UTC
Frederick Douglass' Paper
Unsigned Reprint
Rochester: 1 April 1853

UNCLE TOM ABROAD

  The Providence Jour., echoing a large number of papers whose orthodoxy would seem to consist in abusing Uncle Tom's Cabin, asserts that this famous story has done more than anything else that ever occurred, to render the United States odious to the people of Europe. We do not doubt it—just as the law makes men sinners. But it seems not to occur to those who reason thus, that it is not Mrs. Stowe's book, but the terrible facts it divulges, that create the odium. We might as well charge the gospel with actually making men sinners, because it makes their sins known, as to impute to that book the consequences which the knowledge of the facts it discloses inevitably produce.
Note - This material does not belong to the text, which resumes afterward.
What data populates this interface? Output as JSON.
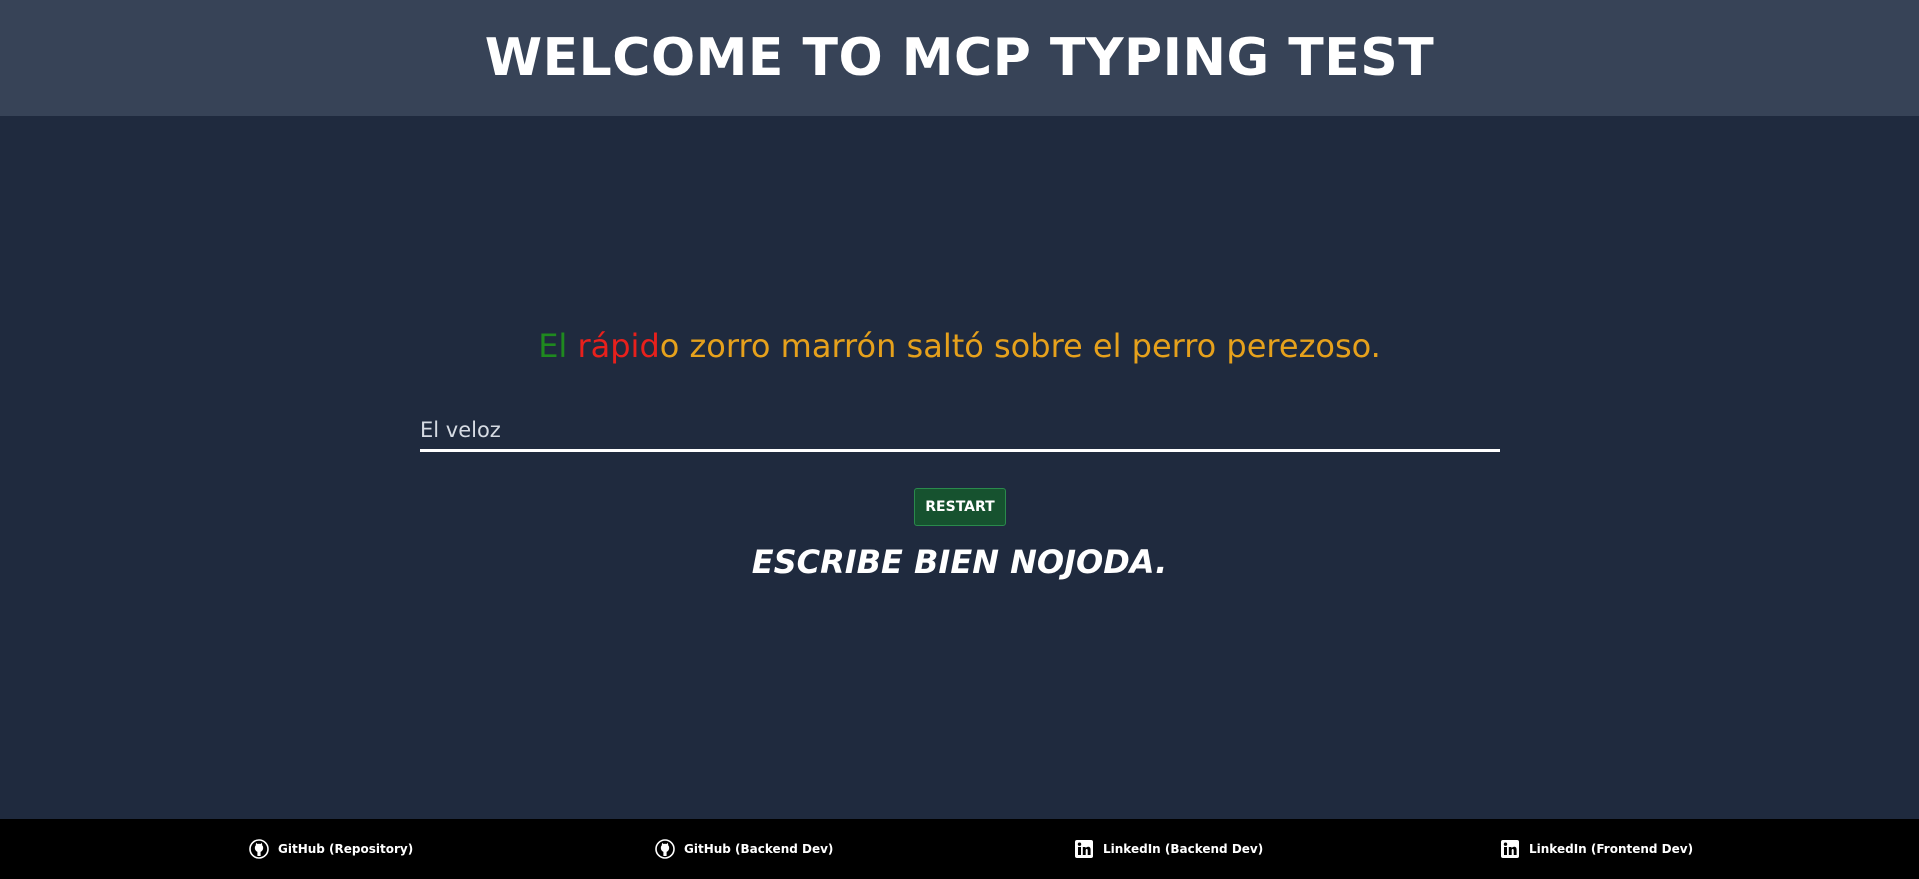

If we would escape such odium, the only effectual way would be to banish the evil. Uncle Tom's Cabin would be a very harmless affair, if its terrible pictures were mere slanders.

  In reference to Uncle Tom at home, we perceive that Messrs. Jewett & Co. Make a statement respecting the forthcoming Key to that work, that they commenced an edition of 20,000 copies of it; but that orders poured in so largely that they were obliged to increase it to 40,000. They say that at present appearances, their first edition will have to be 60,000, to meet the demands for the work in advance.—N. Y. Evangelist.